Better

4 out of 5

Created by: Jonathan Brackley and Sam Vincent

Life is messy. It doesn’t always – or, if ever, rarely – divide into black and white decisions. Our brains are not wired to create a linear path in our lives, and maybe what we decide on a certain matter today will differ tomorrow. UK police drama Better covers an idea we’ve seen before – a corrupt cop, just trying to get their head above water – but by understanding and allowing for that messiness, it emerges as one of the strongest shows of its type, finding a way to tell a satisfying start-to-finish story without necessarily drawing a clean, tightly-narrated circle around each of its pieces.

DI Lou Slack (Leila Farzad) seems to be doing well.

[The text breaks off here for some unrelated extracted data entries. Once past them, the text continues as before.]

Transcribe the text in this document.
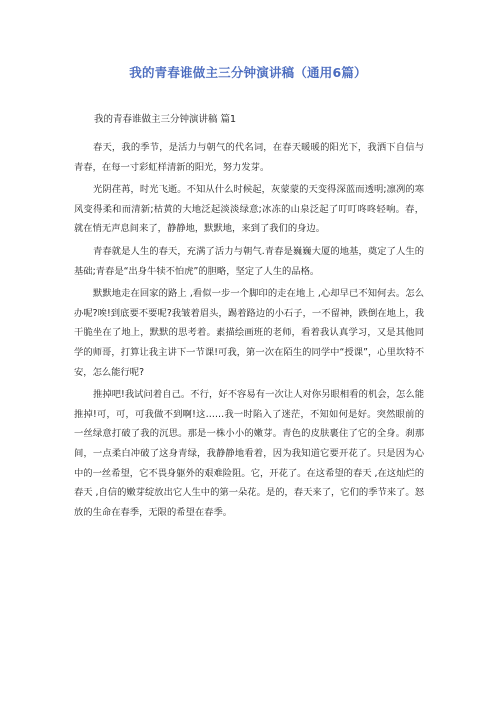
我的青春谁做主三分钟演讲稿（通用6篇）

我的青春谁做主三分钟演讲稿 篇1

春天，我的季节，是活力与朝气的代名词，在春天暖暖的阳光下，我洒下自信与青春，在每一寸彩虹样清新的阳光，努力发芽。

光阴荏苒，时光飞逝。不知从什么时候起，灰蒙蒙的天变得深蓝而透明;凛冽的寒风变得柔和而清新;枯黄的大地泛起淡淡绿意;冰冻的山泉泛起了叮叮咚咚轻响。春，就在悄无声息间来了，静静地，默默地，来到了我们的身边。

青春就是人生的春天，充满了活力与朝气.青春是巍巍大厦的地基，奠定了人生的基础;青春是“出身牛犊不怕虎”的胆略，坚定了人生的品格。

默默地走在回家的路上 ,看似一步一个脚印的走在地上 ,心却早已不知何去。怎么办呢?唉!到底要不要呢?我皱着眉头，踢着路边的小石子，一不留神，跌倒在地上，我干脆坐在了地上，默默的思考着。素描绘画班的老师，看着我认真学习，又是其他同学的师哥，打算让我主讲下一节课!可我，第一次在陌生的同学中“授课”，心里坎特不安，怎么能行呢?

推掉吧!我试问着自己。不行，好不容易有一次让人对你另眼相看的机会，怎么能推掉!可，可，可我做不到啊!这……我一时陷入了迷茫，不知如何是好。突然眼前的一丝绿意打破了我的沉思。那是一株小小的嫩芽。青色的皮肤裹住了它的全身。刹那间，一点柔白冲破了这身青绿，我静静地看着，因为我知道它要开花了。只是因为心中的一丝希望，它不畏身躯外的艰难险阻。它，开花了。在这希望的春天 ,在这灿烂的春天 ,自信的嫩芽绽放出它人生中的第一朵花。是的，春天来了，它们的季节来了。怒放的生命在春季，无限的希望在春季。
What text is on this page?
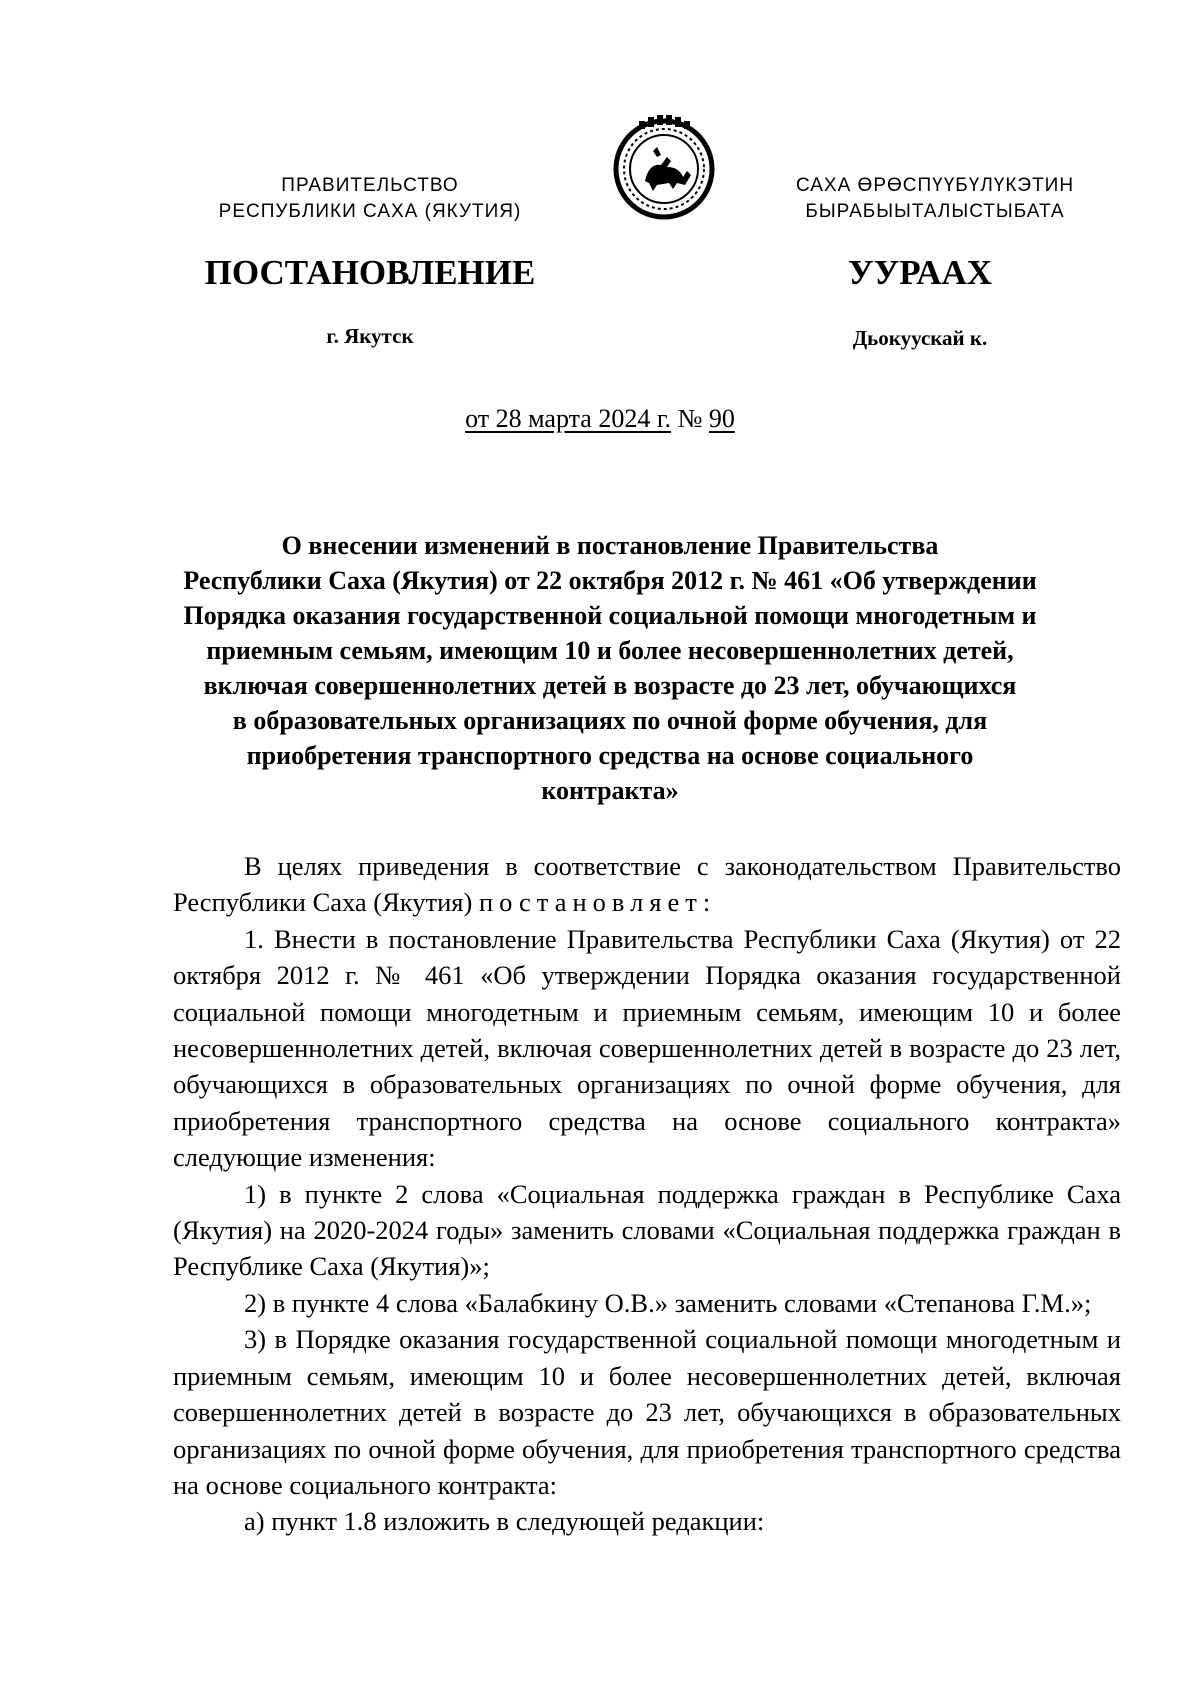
ПРАВИТЕЛЬСТВО
РЕСПУБЛИКИ САХА (ЯКУТИЯ)
САХА ӨРӨСПҮҮБҮЛҮКЭТИН
БЫРАБЫЫТАЛЫСТЫБАТА
ПОСТАНОВЛЕНИЕ	УУРААХ
г. Якутск	Дьокуускай к.
от 28 марта 2024 г. № 90
О внесении изменений в постановление Правительства
Республики Саха (Якутия) от 22 октября 2012 г. № 461 «Об утверждении
Порядка оказания государственной социальной помощи многодетным и
приемным семьям, имеющим 10 и более несовершеннолетних детей,
включая совершеннолетних детей в возрасте до 23 лет, обучающихся
в образовательных организациях по очной форме обучения, для
приобретения транспортного средства на основе социального
контракта»

В целях приведения в соответствие с законодательством Правительство Республики Саха (Якутия) постановляет:

1. Внести в постановление Правительства Республики Саха (Якутия) от 22 октября 2012 г. № 461 «Об утверждении Порядка оказания государственной социальной помощи многодетным и приемным семьям, имеющим 10 и более несовершеннолетних детей, включая совершеннолетних детей в возрасте до 23 лет, обучающихся в образовательных организациях по очной форме обучения, для приобретения транспортного средства на основе социального контракта» следующие изменения:

1) в пункте 2 слова «Социальная поддержка граждан в Республике Саха (Якутия) на 2020-2024 годы» заменить словами «Социальная поддержка граждан в Республике Саха (Якутия)»;

2) в пункте 4 слова «Балабкину О.В.» заменить словами «Степанова Г.М.»;

3) в Порядке оказания государственной социальной помощи многодетным и приемным семьям, имеющим 10 и более несовершеннолетних детей, включая совершеннолетних детей в возрасте до 23 лет, обучающихся в образовательных организациях по очной форме обучения, для приобретения транспортного средства на основе социального контракта:

а) пункт 1.8 изложить в следующей редакции:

A happy marriage, a son she loves, and she’s good at her job – known for getting the tough collars. A quiet evening is interrupted by a call which she deals with privately, driving out to what looks like a crime scene, and, being careful not to leave any of her own traces behind, taking care of setting the scene up a bit. …Because she’s also working for local drug lord / business man Col (Andrew Buchan), and has done for years, the two feeding information back and forth to each of their benefits, and she’s able to maintain a flexible wall of morality, thanks to the good she does as a result.

She’s out on another evening, on related matters, when the lingering fever that her son (Zak Ford-Williams) has had turns out to be a severe meningitis infection, leaving the boy hospitalized, on the brink of death. A bedside please from Lou has her promising to turn her life around, if only her son can survive.

He does. She tries. It’s not that easy.

Again, this is not a new concept, but Better’s writers (Jonathan Brackley and Sam Vincent) and main director (Jonathan Brough) add much meat to the idea by both staying focused – there are subplots, but the story is the story, of Lou’s attempted turnaround – and, in a way, unfocused, not allowing everyone’s motivations and actions to be straight lines. Lou wavers. She has the conviction of lingering guilt, which is smartly shown through cutaway images that flow through her thoughts (her son; the various maladies she’s witnessed as a result of Col), but also recognizes that there’s likely no clean way out of this, with any workaround creating some additional damage, whether to her family or others. And the overall question hanging over her head: shouldn’t she have to pay for her actions (or inactions) as well?

She connects with an older cop associate of her father’s (Anton Lesser) for some guidance, and the two ping-pong back and forth on Right and Wrong, and what – if anything – can be done. And step by step, episode by episode, Lou pulls away from Col, with some killer cliffhangers as she puts her foot down on a particular task, and / or Col realizes his crooked cop may be turning on him…

The initial plot pieces to get this machinery moving can be a bit clunky, though. And the story benefits from its simplicity; whenever it tries to get tricksy with plotting – whichever double-crosses Lou or Col figure on – it can feel a bit silly, with people making decisions that feel below a certain standard of competence. But these are almost external to the core story: the weight of our decisions upon others, and ourselves; as such, Better is able to move the silliness aside quickly or easily enough, and sink us into the knife twisting of Lou’s struggles. The script is, otherwise, excellent, with some brilliantly tight moments that, again, allow for the wiggly way our brains work, saying things without always knowing the words, and some key scenes later on in the series that are just some of the most impactful sequences of these sorts, speaking to the complexities of morality without stretching for some cheap point. The actors mostly carry this, though Farzad’s reactions when she has to mask her feelings can feel a bit off, and Samuel Edward-Cook, playing her husband, takes a few episodes to warm up. However, when Farzad is allowed to be straight with how she’s feeling, you can see all the conflict behind her eyes, and Edward-Cook is similarly able to turn it out around once both his character and Farzad’s are on the same page.

Overall, all of these flaws are positively overwhelmed by the writers handling of the material, and allowing for just the right amount of runtime to be able to deal with it seriously, and provide us with a conclusion that’s debatably realistic, but keeps with the moral greys the series contemplates.